4. Con il terzo motivo si prospetta la violazione e falsa applicazione del D.M. 2 agosto 1969, in relazione all’art. 360, primo comma, n. 3, cod. proc. civ.

L’Agenzia ritiene errata la decisione in quanto confonderebbe nella motivazione la categoria catastale dell’abitazione ‘signorile” con quella fiscale (per agevolazioni) di abitazione di ‘lusso’. Il motivo è inammissibile in quanto relativo alla motivazione, e non alla violazione di legge; motivazione che risulta estremamente dettagliata e logica e anche se fosse, in qualche minima parte, contraddittoria, la stessa nel complesso non potrebbe ritenersi solo apparente.

in tema di motivazione meramente apparente della sentenza, questa Corte ha più volte affermato che il vizio ricorre allorquando il giudice, in violazione di un preciso obbligo di legge, costituzionalmente imposto (Cost. art. 111, sesto comma), e cioè dell’art. 132, secondo comma, n. 4, cod. proc. civ. (in materia di processo civile ordinario) e dell’art. 36, comma 2, n. 4, D.Lgs. n. 546 del 1992 (in materia di processo tributario), omette di esporre concisamente i motivi in fatto e diritto della decisione, di specificare o illustrare le ragioni e l’iter logico seguito per pervenire alla decisione assunta: “In seguito alla riformulazione dell’art. 360, comma 1, n. 5, c.p.c., disposta dall’art. 54 del D.L. n. 83 del 2012, conv., con modif., dalla L. n. 134 del 2012, non sono più ammissibili nel ricorso per cassazione le censure di contraddittorietà e insufficienza della motivazione della sentenza di merito impugnata, in quanto il sindacato di legittimità sulla motivazione resta circoscritto alla sola verifica del rispetto del minimo costituzionale richiesto dall’art. 111, comma 6, Cost., che viene violato qualora la motivazione sia totalmente mancante o meramente apparente, ovvero si fondi su un contrasto irriducibile tra affermazioni inconcilianti, o risulti perplessa ed obiettivamente incomprensibile, purché il vizio emerga dal testo della sentenza impugnata, a prescindere dal confronto con le risultanze processuali” (Sez. 1 – , Ordinanza n. 7090 del 03/03/2022, Rv. 664120 – 01); in tale grave forma di vizio non incorre la sentenza impugnata, laddove i giudici di appello, statuendo sui motivi di appello hanno accertato in fatto la giusta classificazione catastale in relazione agli elementi di prova valutati.

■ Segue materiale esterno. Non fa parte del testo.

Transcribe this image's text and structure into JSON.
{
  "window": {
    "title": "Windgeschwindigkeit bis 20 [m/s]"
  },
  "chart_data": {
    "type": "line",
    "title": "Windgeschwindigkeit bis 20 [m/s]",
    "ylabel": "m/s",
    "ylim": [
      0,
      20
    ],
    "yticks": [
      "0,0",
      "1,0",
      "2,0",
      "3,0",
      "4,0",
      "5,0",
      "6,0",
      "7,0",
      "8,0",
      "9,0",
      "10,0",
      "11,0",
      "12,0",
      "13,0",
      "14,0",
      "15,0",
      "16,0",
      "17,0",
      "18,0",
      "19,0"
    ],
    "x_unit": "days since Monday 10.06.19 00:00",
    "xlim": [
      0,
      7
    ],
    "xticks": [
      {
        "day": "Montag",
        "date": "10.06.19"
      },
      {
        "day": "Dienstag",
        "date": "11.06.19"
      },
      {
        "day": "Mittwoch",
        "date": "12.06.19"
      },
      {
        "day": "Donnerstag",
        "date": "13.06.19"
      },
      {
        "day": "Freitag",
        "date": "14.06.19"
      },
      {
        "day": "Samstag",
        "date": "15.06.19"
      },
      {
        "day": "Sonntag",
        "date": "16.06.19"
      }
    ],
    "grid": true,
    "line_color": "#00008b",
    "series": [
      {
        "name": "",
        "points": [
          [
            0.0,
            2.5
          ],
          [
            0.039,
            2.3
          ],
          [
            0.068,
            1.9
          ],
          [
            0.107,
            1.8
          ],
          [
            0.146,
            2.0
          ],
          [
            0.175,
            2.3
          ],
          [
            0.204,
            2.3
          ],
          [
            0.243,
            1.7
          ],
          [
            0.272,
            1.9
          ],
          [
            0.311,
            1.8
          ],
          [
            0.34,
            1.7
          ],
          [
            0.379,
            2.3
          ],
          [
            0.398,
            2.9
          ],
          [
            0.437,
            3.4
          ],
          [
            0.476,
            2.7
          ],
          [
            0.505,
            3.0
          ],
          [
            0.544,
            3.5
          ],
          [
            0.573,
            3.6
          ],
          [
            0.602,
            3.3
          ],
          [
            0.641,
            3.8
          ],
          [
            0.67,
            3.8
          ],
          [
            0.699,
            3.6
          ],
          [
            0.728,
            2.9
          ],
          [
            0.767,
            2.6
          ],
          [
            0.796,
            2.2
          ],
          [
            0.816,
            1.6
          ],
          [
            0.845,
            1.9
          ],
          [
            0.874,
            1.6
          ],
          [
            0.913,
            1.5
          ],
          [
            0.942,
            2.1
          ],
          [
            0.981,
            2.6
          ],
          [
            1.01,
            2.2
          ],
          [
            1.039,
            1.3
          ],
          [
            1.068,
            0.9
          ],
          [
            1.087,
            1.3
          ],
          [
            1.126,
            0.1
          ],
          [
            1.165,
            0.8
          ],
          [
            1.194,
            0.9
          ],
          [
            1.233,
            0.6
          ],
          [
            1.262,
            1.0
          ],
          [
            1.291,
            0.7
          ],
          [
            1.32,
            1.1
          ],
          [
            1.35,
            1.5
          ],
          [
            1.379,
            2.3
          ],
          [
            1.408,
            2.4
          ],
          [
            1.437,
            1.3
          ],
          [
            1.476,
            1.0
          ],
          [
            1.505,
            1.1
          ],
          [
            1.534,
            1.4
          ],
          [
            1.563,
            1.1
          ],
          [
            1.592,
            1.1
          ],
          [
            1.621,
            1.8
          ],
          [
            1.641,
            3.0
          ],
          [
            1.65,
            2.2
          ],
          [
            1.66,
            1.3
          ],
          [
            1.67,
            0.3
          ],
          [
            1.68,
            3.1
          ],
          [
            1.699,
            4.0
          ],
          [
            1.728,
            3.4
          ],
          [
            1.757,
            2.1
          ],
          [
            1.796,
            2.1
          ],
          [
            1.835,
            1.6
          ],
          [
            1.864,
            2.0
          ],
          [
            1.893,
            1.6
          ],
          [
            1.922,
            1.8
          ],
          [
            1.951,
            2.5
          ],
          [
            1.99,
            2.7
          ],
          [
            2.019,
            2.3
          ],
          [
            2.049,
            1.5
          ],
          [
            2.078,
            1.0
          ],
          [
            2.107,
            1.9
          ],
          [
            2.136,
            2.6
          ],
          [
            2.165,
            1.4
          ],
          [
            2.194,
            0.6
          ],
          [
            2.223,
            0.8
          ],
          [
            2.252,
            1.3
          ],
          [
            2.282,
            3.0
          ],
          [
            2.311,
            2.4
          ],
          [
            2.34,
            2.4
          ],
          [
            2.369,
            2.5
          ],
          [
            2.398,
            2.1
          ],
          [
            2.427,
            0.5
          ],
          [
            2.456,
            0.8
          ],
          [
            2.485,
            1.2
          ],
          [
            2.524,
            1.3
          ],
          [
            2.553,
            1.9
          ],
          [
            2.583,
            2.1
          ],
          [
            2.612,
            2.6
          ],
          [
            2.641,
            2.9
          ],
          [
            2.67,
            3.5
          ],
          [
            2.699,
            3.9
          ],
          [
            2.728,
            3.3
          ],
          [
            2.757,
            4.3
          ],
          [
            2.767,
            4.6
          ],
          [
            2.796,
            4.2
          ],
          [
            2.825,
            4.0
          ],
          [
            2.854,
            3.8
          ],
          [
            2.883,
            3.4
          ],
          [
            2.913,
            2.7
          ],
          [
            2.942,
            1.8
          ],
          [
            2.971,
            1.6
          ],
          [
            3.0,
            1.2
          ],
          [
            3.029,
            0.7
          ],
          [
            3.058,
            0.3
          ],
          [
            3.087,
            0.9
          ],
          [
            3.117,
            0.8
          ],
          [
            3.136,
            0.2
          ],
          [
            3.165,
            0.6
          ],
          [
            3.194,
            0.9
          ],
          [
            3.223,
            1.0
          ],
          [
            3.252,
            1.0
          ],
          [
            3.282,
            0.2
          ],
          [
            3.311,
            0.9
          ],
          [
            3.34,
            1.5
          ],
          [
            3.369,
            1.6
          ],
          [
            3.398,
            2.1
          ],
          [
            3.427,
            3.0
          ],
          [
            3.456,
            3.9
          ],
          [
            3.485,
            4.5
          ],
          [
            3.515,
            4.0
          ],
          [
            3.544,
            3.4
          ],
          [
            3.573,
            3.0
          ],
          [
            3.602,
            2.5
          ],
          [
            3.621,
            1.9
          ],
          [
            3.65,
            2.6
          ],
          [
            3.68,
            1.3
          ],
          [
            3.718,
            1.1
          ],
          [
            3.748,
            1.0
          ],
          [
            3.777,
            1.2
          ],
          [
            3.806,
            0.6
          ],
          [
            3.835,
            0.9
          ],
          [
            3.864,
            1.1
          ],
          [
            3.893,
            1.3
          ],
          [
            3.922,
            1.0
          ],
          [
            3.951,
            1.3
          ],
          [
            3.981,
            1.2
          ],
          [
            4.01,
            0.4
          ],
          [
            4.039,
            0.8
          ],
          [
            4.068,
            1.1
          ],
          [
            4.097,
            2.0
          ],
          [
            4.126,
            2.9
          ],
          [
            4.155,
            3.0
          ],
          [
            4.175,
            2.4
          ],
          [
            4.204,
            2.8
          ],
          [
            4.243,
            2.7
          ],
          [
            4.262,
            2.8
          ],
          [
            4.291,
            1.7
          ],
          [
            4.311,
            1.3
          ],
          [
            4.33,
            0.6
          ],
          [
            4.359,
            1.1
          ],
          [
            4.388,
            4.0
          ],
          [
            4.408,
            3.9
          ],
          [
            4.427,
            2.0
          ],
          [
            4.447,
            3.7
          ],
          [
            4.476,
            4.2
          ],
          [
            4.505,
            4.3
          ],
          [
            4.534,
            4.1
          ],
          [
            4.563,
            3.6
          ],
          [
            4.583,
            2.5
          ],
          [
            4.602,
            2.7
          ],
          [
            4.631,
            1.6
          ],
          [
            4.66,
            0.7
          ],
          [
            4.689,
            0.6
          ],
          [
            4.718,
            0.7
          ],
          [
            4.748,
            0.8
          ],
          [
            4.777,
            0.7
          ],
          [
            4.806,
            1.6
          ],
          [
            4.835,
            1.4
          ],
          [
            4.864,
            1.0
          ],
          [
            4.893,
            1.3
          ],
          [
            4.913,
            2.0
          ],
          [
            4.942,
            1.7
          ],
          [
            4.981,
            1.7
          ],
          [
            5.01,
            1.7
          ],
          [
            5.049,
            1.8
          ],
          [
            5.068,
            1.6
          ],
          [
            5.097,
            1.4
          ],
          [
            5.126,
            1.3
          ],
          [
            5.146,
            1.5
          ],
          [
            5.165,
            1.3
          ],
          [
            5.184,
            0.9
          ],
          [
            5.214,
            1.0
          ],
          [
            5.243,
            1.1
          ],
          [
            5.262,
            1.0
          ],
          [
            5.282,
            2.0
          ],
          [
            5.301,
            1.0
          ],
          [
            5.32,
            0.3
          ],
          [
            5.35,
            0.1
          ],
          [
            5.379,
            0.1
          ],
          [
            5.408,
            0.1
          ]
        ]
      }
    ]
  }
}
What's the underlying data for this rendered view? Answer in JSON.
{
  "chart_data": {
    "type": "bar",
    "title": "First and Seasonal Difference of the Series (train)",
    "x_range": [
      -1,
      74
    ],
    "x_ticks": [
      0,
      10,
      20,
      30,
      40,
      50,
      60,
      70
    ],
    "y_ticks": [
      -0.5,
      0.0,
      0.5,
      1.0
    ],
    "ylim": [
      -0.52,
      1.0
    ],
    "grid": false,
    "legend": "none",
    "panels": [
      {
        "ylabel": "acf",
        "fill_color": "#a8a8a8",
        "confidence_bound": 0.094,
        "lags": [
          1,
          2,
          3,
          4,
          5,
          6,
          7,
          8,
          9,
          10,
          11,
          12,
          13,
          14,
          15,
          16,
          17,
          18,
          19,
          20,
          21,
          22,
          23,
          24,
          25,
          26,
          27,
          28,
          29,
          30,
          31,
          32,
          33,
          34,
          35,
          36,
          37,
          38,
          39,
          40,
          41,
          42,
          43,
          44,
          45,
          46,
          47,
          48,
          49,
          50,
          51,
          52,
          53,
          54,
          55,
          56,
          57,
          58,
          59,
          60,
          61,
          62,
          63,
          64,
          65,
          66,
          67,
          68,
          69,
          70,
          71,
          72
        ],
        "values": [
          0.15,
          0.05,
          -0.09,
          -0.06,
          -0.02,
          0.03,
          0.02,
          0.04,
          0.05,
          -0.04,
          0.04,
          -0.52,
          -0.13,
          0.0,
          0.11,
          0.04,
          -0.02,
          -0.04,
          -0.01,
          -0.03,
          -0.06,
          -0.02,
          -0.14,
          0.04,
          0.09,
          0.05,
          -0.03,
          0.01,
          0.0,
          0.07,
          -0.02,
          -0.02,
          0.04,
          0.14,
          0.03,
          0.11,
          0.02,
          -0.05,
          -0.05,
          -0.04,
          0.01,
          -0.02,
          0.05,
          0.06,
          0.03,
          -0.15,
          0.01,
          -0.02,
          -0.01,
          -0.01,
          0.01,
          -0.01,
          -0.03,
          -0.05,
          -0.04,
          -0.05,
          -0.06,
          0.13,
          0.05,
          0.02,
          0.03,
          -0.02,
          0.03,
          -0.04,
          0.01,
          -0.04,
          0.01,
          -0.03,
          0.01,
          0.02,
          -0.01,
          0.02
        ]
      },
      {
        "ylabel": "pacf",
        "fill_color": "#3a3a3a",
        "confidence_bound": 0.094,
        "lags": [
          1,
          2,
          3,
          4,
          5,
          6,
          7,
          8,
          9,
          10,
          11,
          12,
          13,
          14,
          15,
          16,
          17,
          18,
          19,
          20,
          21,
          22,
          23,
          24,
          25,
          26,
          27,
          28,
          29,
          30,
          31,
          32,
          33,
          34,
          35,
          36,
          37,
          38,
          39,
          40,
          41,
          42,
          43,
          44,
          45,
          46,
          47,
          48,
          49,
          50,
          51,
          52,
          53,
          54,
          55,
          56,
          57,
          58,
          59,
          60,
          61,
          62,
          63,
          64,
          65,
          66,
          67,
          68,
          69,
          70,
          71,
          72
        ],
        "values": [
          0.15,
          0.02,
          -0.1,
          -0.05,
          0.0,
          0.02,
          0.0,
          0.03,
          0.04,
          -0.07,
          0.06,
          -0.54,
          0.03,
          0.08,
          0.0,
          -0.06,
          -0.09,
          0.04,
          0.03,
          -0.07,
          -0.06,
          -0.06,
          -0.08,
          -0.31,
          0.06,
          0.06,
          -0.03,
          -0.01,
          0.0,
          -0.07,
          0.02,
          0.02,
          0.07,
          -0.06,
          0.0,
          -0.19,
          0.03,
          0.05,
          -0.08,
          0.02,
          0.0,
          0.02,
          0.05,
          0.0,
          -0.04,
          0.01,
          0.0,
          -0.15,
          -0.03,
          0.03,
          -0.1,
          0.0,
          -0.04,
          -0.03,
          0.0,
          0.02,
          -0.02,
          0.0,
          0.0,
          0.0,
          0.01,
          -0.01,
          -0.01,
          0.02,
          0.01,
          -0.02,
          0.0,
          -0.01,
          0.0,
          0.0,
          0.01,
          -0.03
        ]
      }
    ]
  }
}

Non sussiste, quindi, nessun vizio radicale della motivazione della sentenza, impugnata.

In ogni caso, la CTR non ha sovrapposto la nozione di lusso di cui al DM LLPP 1969 cit. a quella di signorilità rilevante per la classificazione catastale, ma ha concluso in senso favorevole alla parte contribuente in ragione di plurimi parametri ritenuti non validamente confutati dall’Agenzia; ratio, come detto, qui non censurabile.

P.Q.M.

rigetta il ricorso.

Condanna la ricorrente al pagamento, in favore della controricorrente, delle spese del giudizio di legittimità, che liquida in Euro 3.500,00 per compensi, oltre alle spese forfettarie nella misura del 15 per cento, agli esborsi liquidati in Euro 200,00, ed agli accessori di legge.

Così deciso in Roma, il 11 marzo 2025.